Cross-posted at WLF’s contributor page at Forbes.com
Perusing yet another class action complaint filed in the Northern District of California, Gitson v. Clover-Stornetta Farms, we were positively amused to find that on page 19, the plaintiffs’ lawyers cite a letter from the Food and Drug Administration (FDA) to WLF for the proposition that under federal law, a company’s website is definitively considered “labeling.” FDA’s letter was in response to WLF’s April 2001 petition urging the agency to establish a formal policy on the nature of information on websites like that of Clover-Stornetta Farms.
While it’s flattering that WLF’s public interest work has such enduring relevance and utility, we can’t let the plaintiffs’ invocation of FDA’s letter pass without refutation.

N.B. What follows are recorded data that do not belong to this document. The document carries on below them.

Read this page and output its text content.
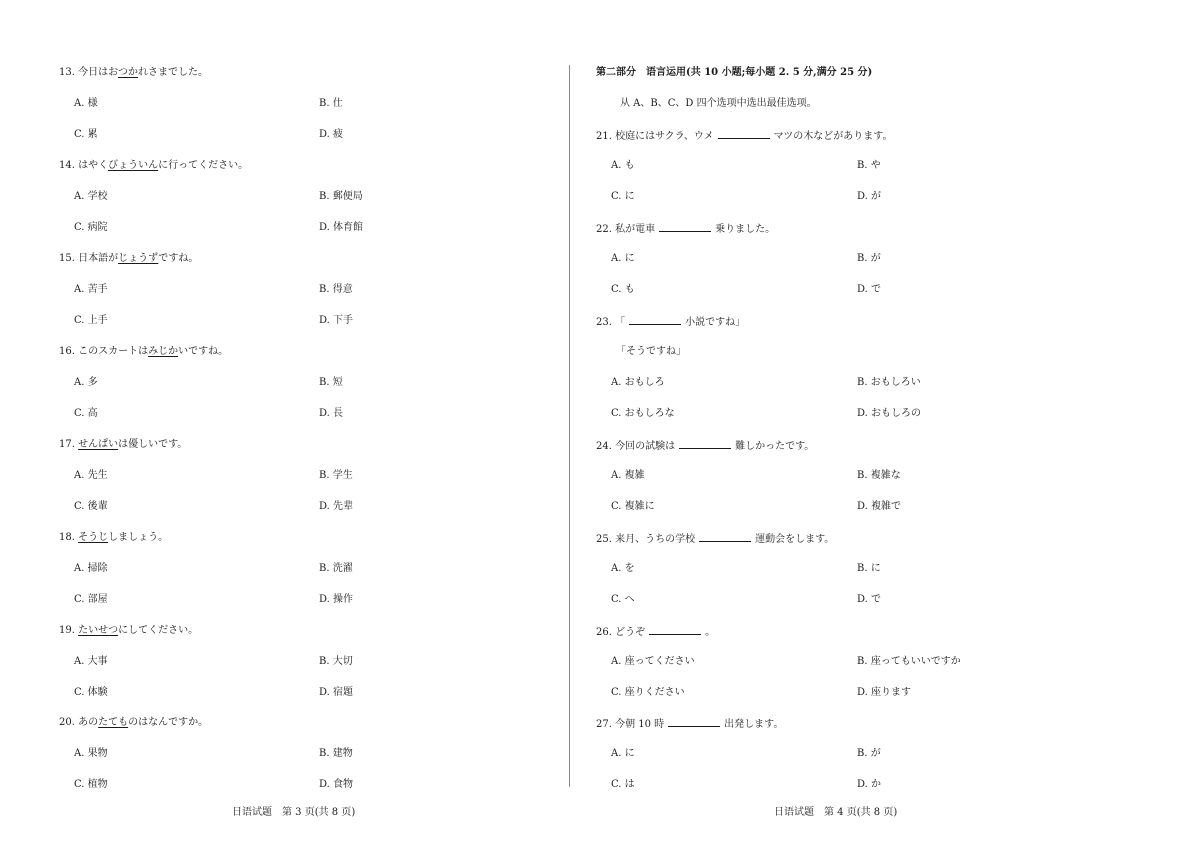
13. 今日はおつかれさまでした。
A. 様	B. 仕
C. 累	D. 疲
14. はやくびょういんに行ってください。
A. 学校	B. 郵便局
C. 病院	D. 体育館
15. 日本語がじょうずですね。
A. 苦手	B. 得意
C. 上手	D. 下手
16. このスカートはみじかいですね。
A. 多	B. 短
C. 高	D. 長
17. せんぱいは優しいです。
A. 先生	B. 学生
C. 後輩	D. 先辈
18. そうじしましょう。
A. 掃除	B. 洗濯
C. 部屋	D. 操作
19. たいせつにしてください。
A. 大事	B. 大切
C. 体験	D. 宿題
20. あのたてものはなんですか。
A. 果物	B. 建物
C. 植物	D. 食物
日语试题　第 3 页(共 8 页)
第二部分　语言运用(共 10 小题;每小题 2. 5 分,满分 25 分)
从 A、B、C、D 四个选项中选出最佳选项。
21. 校庭にはサクラ、ウメ	マツの木などがあります。
A. も	B. や
C. に	D. が
22. 私が電車	乗りました。
A. に	B. が
C. も	D. で
23. 「	小説ですね」
「そうですね」
A. おもしろ	B. おもしろい
C. おもしろな	D. おもしろの
24. 今回の試験は	難しかったです。
A. 複雑	B. 複雑な
C. 複雑に	D. 複雑で
25. 来月、うちの学校	運動会をします。
A. を	B. に
C. へ	D. で
26. どうぞ	。
A. 座ってください	B. 座ってもいいですか
C. 座りください	D. 座ります
27. 今朝 10 時	出発します。
A. に	B. が
C. は	D. か
日语试题　第 4 页(共 8 页)
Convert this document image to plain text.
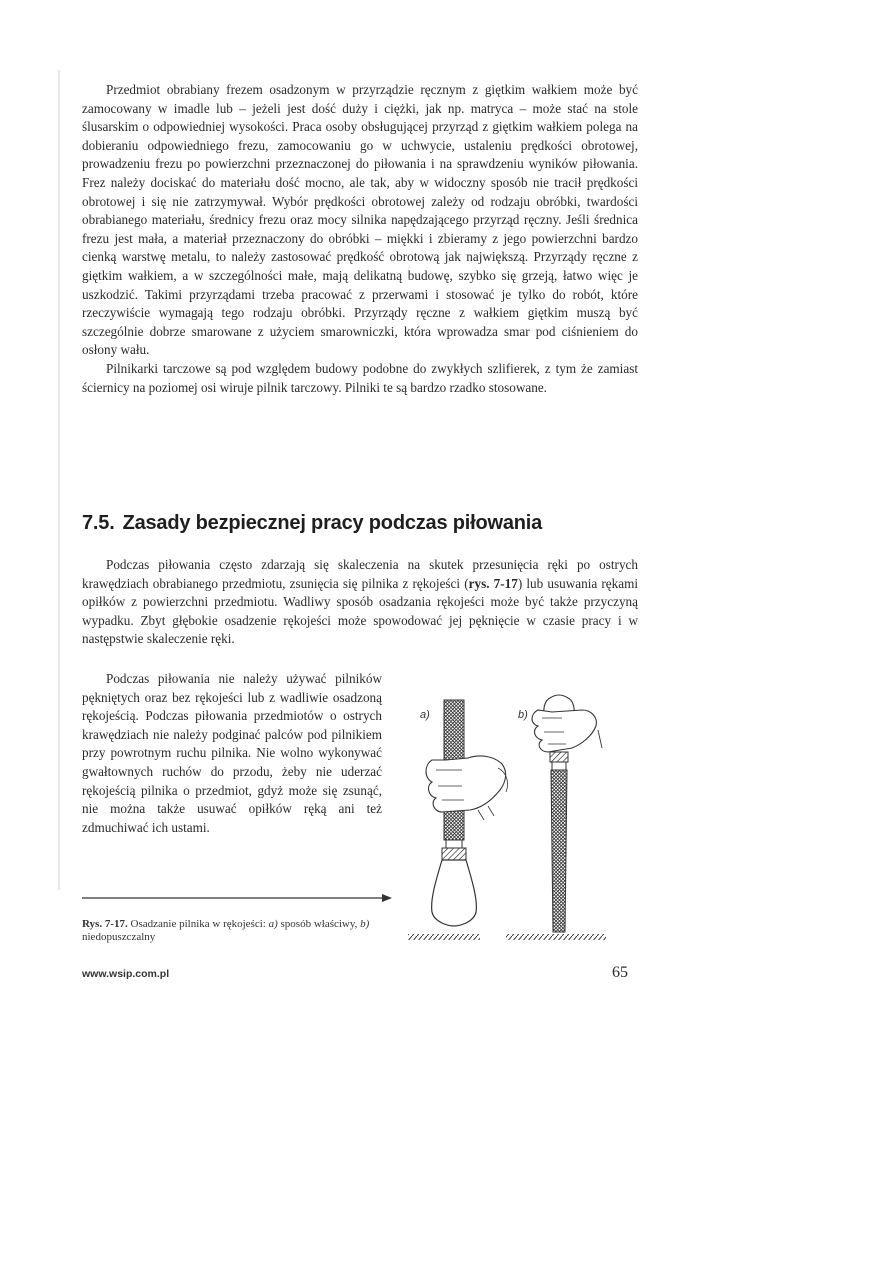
Przedmiot obrabiany frezem osadzonym w przyrządzie ręcznym z giętkim wałkiem może być zamocowany w imadle lub – jeżeli jest dość duży i ciężki, jak np. matryca – może stać na stole ślusarskim o odpowiedniej wysokości. Praca osoby obsługującej przyrząd z giętkim wałkiem polega na dobieraniu odpowiedniego frezu, zamocowaniu go w uchwycie, ustaleniu prędkości obrotowej, prowadzeniu frezu po powierzchni przeznaczonej do piłowania i na sprawdzeniu wyników piłowania. Frez należy dociskać do materiału dość mocno, ale tak, aby w widoczny sposób nie tracił prędkości obrotowej i się nie zatrzymywał. Wybór prędkości obrotowej zależy od rodzaju obróbki, twardości obrabianego materiału, średnicy frezu oraz mocy silnika napędzającego przyrząd ręczny. Jeśli średnica frezu jest mała, a materiał przeznaczony do obróbki – miękki i zbieramy z jego powierzchni bardzo cienką warstwę metalu, to należy zastosować prędkość obrotową jak największą. Przyrządy ręczne z giętkim wałkiem, a w szczególności małe, mają delikatną budowę, szybko się grzeją, łatwo więc je uszkodzić. Takimi przyrządami trzeba pracować z przerwami i stosować je tylko do robót, które rzeczywiście wymagają tego rodzaju obróbki. Przyrządy ręczne z wałkiem giętkim muszą być szczególnie dobrze smarowane z użyciem smarowniczki, która wprowadza smar pod ciśnieniem do osłony wału.

Pilnikarki tarczowe są pod względem budowy podobne do zwykłych szlifierek, z tym że zamiast ściernicy na poziomej osi wiruje pilnik tarczowy. Pilniki te są bardzo rzadko stosowane.

7.5. Zasady bezpiecznej pracy podczas piłowania

Podczas piłowania często zdarzają się skaleczenia na skutek przesunięcia ręki po ostrych krawędziach obrabianego przedmiotu, zsunięcia się pilnika z rękojeści (rys. 7-17) lub usuwania rękami opiłków z powierzchni przedmiotu. Wadliwy sposób osadzania rękojeści może być także przyczyną wypadku. Zbyt głębokie osadzenie rękojeści może spowodować jej pęknięcie w czasie pracy i w następstwie skaleczenie ręki.

Podczas piłowania nie należy używać pilników pękniętych oraz bez rękojeści lub z wadliwie osadzoną rękojeścią. Podczas piłowania przedmiotów o ostrych krawędziach nie należy podginać palców pod pilnikiem przy powrotnym ruchu pilnika. Nie wolno wykonywać gwałtownych ruchów do przodu, żeby nie uderzać rękojeścią pilnika o przedmiot, gdyż może się zsunąć, nie można także usuwać opiłków ręką ani też zdmuchiwać ich ustami.

Rys. 7-17. Osadzanie pilnika w rękojeści: a) sposób właściwy, b) niedopuszczalny
a)	b)
www.wsip.com.pl	65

Clover-Stornetta Farms’s alleged transgression was to misleadingly refer to the sweetener used in some of its yogurt products as “evaporated cane juice.” Misleading or false labeling under federal law, incorporated into the California laws under which Gitson is suing, renders the product “misbranded.” And according to the complaint, because the yogurt label referred to the company’s website (which did little more than helpfully reprint the ingredient label), the website constituted labeling which equally misbranded the product.
First, a letter responding to a petition for rulemaking does not constitute law or establish any binding legal principle, so for that reason alone, presiding Judge Laporte should quickly give the back of her hand to this argument. Second, FDA stated in the letter that under certain circumstances website information could be labeling. Neither of the two examples which FDA provided in the letter to WLF that would in their view constitute labeling is evident on Clover-Stornetta Farms’s website. Third, nothing in FDA’s letter to WLF reflects that the simple presence of a web address on a label “incorporates” any alleged website misrepresentations onto that physical label.
Taking this one step further into the realm of actual law, FDA in its letter to WLF relies upon a 1948 Supreme Court decision, Kordel v. United States, for the concept that information beyond the physical borders of a product package can be “labeling” under federal law. Kordel dictated that the external information and the physical packaging had to be “interdependent,” and must be “an essential supplement to the label attached to the package.” The information on Clover-Stornetta’s website was merely a recitation of what was on the yogurt itself, including the Nutrition Facts.
Finally, and most significantly — and still in the realm of actual law — another judge in the Northern District of California, Judge Conti, ruled on this very issue in Wilson v. Frito-Lay NA three days before the Gitson case was filed. No doubt Gitson’s lawyer was aware of the ruling, since he also represents the plaintiff in Wilson. Mr. Gore of Pratt & Associates argued in Wilson, without, as the court stated, citing “[any] authority for this point,” that FDA considers websites as part of the product’s labeling. Frito-Lay, like Clover-Stornetta, prints the company’s web address on their products. The court ruled that under the rationale of Kordel, neither the printing of the website nor the information on the site itself sufficiently “accompany” the information on the product so as to constitute “labeling.” Wilson’s claims based on Frito-Lay’s website information were thus dismissed.
We expect Judge Laporte in Gitson to follow the rationale offered by Judge Conti in Wilson and dismiss the website = labeling claim. No doubt plaintiffs like Gitson and their lawyers will try, try again and keep tossing these claims into food labeling class action complaints. Likely they will keep citing FDA’s letter to WLF as authority. They don’t have much else to cite reflecting FDA’s judgment on the matter; as we’ve noted previously, FDA continues to put off its long-promised guidance on social media and FDA-regulated products.